Don’t Let Distractions Get the Best of You
“I firmly believe that as a culture, we have far too many things vying for our attention and time,” said Stephen Dalby, founder of Gabb Wireless. “While I understand that we want to stay connected and be productive, it seems that many of us have yet to master the art of ignoring the various devices beeping for our attention throughout the course of a normal day. If you’ve ever stopped reading a great book because something chirped at you, you’ll know exactly what I mean. Small businesses need to fight back against our culture of distraction, especially when someone has taken the effort to walk into our places of business.”

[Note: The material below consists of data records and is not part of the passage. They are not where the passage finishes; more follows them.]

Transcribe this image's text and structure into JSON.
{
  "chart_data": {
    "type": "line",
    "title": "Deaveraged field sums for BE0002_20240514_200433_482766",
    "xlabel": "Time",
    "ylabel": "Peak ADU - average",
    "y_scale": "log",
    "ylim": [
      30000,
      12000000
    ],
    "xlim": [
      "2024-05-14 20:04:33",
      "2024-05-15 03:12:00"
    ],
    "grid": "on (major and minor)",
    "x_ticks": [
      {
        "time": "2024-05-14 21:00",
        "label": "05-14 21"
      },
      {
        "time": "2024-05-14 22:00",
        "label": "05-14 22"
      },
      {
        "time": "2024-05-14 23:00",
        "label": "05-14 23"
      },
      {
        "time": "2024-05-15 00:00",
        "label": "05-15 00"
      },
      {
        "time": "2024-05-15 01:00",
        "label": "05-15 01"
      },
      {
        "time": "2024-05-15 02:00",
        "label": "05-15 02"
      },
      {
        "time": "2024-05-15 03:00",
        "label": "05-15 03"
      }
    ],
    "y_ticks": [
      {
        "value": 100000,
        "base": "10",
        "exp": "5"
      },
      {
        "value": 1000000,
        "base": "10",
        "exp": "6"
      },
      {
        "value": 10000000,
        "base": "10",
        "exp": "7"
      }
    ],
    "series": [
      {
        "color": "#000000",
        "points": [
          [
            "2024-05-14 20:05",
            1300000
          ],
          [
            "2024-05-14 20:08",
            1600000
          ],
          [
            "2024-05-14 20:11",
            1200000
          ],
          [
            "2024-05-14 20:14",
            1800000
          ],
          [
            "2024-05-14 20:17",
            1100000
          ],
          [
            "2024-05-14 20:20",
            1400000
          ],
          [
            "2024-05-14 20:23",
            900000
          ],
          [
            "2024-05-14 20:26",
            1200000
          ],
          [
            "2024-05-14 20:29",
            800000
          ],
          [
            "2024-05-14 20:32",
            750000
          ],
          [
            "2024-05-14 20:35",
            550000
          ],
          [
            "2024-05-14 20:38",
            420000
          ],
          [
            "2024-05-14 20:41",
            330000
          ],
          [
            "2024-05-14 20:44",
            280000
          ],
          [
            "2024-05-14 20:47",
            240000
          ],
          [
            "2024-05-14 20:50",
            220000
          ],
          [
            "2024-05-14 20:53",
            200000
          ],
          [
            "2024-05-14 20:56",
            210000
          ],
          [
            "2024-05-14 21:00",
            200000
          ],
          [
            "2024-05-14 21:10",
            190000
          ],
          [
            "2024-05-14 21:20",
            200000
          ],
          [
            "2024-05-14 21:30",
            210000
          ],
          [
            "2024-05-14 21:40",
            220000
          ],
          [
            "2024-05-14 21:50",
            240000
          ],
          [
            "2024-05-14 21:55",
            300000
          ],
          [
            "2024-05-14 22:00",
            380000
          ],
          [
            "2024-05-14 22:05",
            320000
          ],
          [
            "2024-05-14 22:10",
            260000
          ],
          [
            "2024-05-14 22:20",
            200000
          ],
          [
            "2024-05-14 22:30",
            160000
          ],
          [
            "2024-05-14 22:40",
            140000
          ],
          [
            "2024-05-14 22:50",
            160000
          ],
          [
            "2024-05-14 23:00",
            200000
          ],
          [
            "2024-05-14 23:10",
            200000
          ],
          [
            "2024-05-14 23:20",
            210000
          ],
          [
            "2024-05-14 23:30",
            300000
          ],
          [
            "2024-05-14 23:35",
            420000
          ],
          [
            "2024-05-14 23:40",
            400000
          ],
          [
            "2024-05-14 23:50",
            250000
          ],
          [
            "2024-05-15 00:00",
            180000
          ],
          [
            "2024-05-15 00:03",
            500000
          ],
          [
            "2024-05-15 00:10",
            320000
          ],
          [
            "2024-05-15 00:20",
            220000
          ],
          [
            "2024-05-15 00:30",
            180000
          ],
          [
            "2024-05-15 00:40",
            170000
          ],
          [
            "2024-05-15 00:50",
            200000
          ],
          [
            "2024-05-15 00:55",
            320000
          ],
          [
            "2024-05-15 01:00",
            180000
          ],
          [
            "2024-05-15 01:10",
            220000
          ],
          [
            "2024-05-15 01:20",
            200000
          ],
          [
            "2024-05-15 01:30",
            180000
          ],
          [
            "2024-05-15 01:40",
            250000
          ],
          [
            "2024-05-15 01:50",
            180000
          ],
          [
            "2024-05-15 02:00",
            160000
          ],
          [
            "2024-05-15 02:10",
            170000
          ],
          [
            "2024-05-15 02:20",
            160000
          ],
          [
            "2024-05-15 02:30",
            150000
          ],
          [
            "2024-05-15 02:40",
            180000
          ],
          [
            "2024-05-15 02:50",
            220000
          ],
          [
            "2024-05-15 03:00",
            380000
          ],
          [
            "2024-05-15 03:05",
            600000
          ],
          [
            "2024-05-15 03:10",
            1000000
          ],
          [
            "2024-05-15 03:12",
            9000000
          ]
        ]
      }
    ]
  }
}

Treat Everyone You Interact With With Respect
“I think the main thing we can all do right now, and in the future, is to go out of our way to demonstrate respect to other people,” said John Hall, CEO of johnhallspeaking.com. “We’re all in different places with regard to our personal level of comfort regarding vaccinations, face masks and so forth. Business owners, in particular, need to level up in terms of making everyone feel safe, comfortable and welcome. The first order of business is to do a better job listening carefully to those we serve.”
In addition to treating your customers and clients with respect, extend this courtesy to the people you work with.
“There’s a balance to be struck between being a successful go-getter and being an authentic, accessible human being,” said Kimberly Zhang, editor in chief of Under30CEO. “Entrepreneurs and CEOs tend to be moving and thinking at a clip that most ‘normal’ people struggle to keep up with. That’s OK, of course, as that quality makes them good at what they do. Coming out of a worldwide pandemic, though, I’d say that it might be time to steer the ship more toward intentionality, mindfulness and full-focus interactions. Your business revival will depend in larger measure on how you treat those around you.”